Et Hercule, homme-dieu, fils de Jupiter Dont les bras puissants ont porté le monde, Repose, pâle, loin du radieux éther, Comme dans un sillon, dans la terre profonde !
Ô, malédiction au sceptre souverain ! Ô, perdition ! Tout est éphémère ! Rien ne demeure dans ce monde d’airain Fors l’illusion, immortelle et amère !
L’homme, marchant sans flambeau dans le néant, Va, interrogant la nuit et l’ombre, Et demande en vain à ses Sphinx géants De lui dire de ses jours le fatal nombre !
Ô, sombre question qui nous tourmente ! Doute qui mine les générations Avecque sa dent sanglante, Qui ronge nos rêves et nos passions !
Où allons-nous ? L’on ne sait.
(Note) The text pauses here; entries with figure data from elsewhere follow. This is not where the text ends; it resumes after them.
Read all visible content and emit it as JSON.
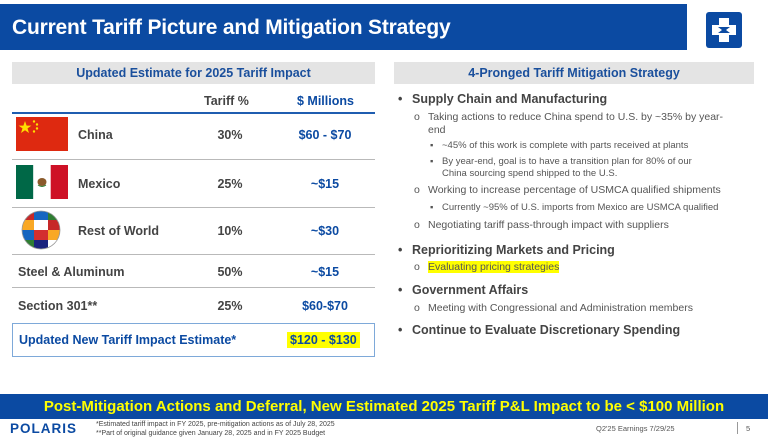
{
  "header": {
    "title": "Current Tariff Picture and Mitigation Strategy",
    "logo_icon": "polaris-star-icon"
  },
  "left_panel": {
    "heading": "Updated Estimate for 2025 Tariff Impact",
    "col_pct": "Tariff %",
    "col_mil": "$ Millions",
    "rows": [
      {
        "label": "China",
        "pct": "30%",
        "mil": "$60 - $70",
        "flag": "china-flag-icon"
      },
      {
        "label": "Mexico",
        "pct": "25%",
        "mil": "~$15",
        "flag": "mexico-flag-icon"
      },
      {
        "label": "Rest of World",
        "pct": "10%",
        "mil": "~$30",
        "flag": "world-flags-globe-icon"
      },
      {
        "label": "Steel & Aluminum",
        "pct": "50%",
        "mil": "~$15"
      },
      {
        "label": "Section 301**",
        "pct": "25%",
        "mil": "$60-$70"
      }
    ],
    "total_label": "Updated New Tariff Impact Estimate*",
    "total_value": "$120 - $130"
  },
  "right_panel": {
    "heading": "4-Pronged Tariff Mitigation Strategy",
    "sections": [
      {
        "title": "Supply Chain and Manufacturing",
        "items": [
          {
            "text_l1": "Taking actions to reduce China spend to U.S. by ~35% by year-",
            "text_l2": "end",
            "sub": [
              {
                "l1": "~45% of this work is complete with parts received at plants"
              },
              {
                "l1": "By year-end, goal is to have a transition plan for 80% of our",
                "l2": "China sourcing spend shipped to the U.S."
              }
            ]
          },
          {
            "text_l1": "Working to increase percentage of USMCA qualified shipments",
            "sub": [
              {
                "l1": "Currently ~95% of U.S. imports from Mexico are USMCA qualified"
              }
            ]
          },
          {
            "text_l1": "Negotiating tariff pass-through impact with suppliers"
          }
        ]
      },
      {
        "title": "Reprioritizing Markets and Pricing",
        "items": [
          {
            "text_l1": "Evaluating pricing strategies"
          }
        ]
      },
      {
        "title": "Government Affairs",
        "items": [
          {
            "text_l1": "Meeting with Congressional and Administration members"
          }
        ]
      },
      {
        "title": "Continue to Evaluate Discretionary Spending"
      }
    ]
  },
  "banner": "Post-Mitigation Actions and Deferral, New Estimated 2025 Tariff P&L Impact to be < $100 Million",
  "footer": {
    "logo": "POLARIS",
    "note1": "*Estimated tariff impact in FY 2025, pre-mitigation actions as of July 28, 2025",
    "note2": "**Part of original guidance given January 28, 2025 and in FY 2025 Budget",
    "right": "Q2'25 Earnings 7/29/25",
    "page": "5"
  },
  "colors": {
    "brand_blue": "#0b4aa2",
    "highlight": "#ffff00"
  }
}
L’inconnu Déploie, devant nos yeux, ses vastes ailes Qui flambent, radieuses, dans nos sentiers nus Quand l’abîme souffle sur nos nacelles !
Mystère ! Quand la nuit couvre l’univers De son voile épais et invisible ; Quand tout ce qui était radieux et vert Devient ténébreux et impassible,
Quand tout autour de nous devient un gouffre, Insondable pour les yeux et l’esprit, J’entends le râle de tout ce qui souffre Et le murmure de tout ce qui sourit !
Penché sur la fleur et sur le ruisseau Et sur toute l’oublieuse nature, Je lis, patient, l’énigme du berceau Dans le livre des créatures ; Chaque mot radieux reluit comme une flamme Devant mes yeux par le verbe étonnés, Tout devient parfum, tout devient âme, Tout cesse de s’assombrir pour rayonner !
Oh ! La nature, houleuse ou sereine, Est le pan vert de la robe de Dieu, Qui montre sa grandeur souveraine Que l’on voit avec le cœur et les yeux,
C’est le port qui accueille nos nefs qui tremblent, Emportées par la houle de la cité ; Elle embellit ses jours qui se ressemblent Et de l’homme éclaire la cécité !
L’amour, comme une fleur, s’y épanouit Et la sagesse y laisse tomber son voile ; Elle cache les amoureux dans sa nuit Et pour les sages fait briller ses étoiles !
Tant d’énigmes qu bravent notre savoir Et qui nous tourmentent comme des houles, Se dévoilent dans son jour que ne peut voir L’œil ignorant et blême de la foule !
*Désolé, mes chers amis, pour la longueur de mon poème. Je compte sur votre clémence! Petite remarque: "Avecque" est un archaïsme, fréquent à l'époque classique.